| |
| |
| |
V
‘Wil jij rijden?’ vroeg Henri. Hij veegde met zijn hand langs zijn ogen. Ze brandden een beetje, van het voortdurend op de weg turen waarschijnlijk. Dan krijg je het gevoel of er zandkorrels onder je oogleden zitten. Hij zette de wagen aan de kant en stapte uit. Ook Laura kwam naar buiten. ‘Even de benen strekken.’

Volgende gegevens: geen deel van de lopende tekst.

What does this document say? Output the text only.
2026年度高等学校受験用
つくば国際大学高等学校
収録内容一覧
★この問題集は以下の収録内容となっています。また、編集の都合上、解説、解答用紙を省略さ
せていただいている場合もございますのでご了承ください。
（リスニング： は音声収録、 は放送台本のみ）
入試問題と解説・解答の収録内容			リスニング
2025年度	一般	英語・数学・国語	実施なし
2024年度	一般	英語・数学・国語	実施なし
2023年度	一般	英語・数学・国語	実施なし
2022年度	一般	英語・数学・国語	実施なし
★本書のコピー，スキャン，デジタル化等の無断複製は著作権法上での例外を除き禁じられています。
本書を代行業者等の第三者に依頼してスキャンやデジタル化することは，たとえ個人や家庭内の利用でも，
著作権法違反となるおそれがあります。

‘Je wordt in elke auto stijf na zo'n afstand.’ Hij voelde zich onwennig buiten. Ze hadden hun reisdoel nog lang niet bereikt. Toch stonden ze langs de weg. Het was of ze iets deden dat verboden was. Ze hadden geen reden om hier te staan, er was geen restaurant, ze hadden geen pech. Het was voorstelbaar dat er mensen stopten om te vragen wat er aan de hand was. Al was die kans miniem. En dan? Een verklaring kon hij niet geven. Ze zouden grinniken als ze Laura zagen, blikken van verstandhouding wisselen. Genant eigenlijk.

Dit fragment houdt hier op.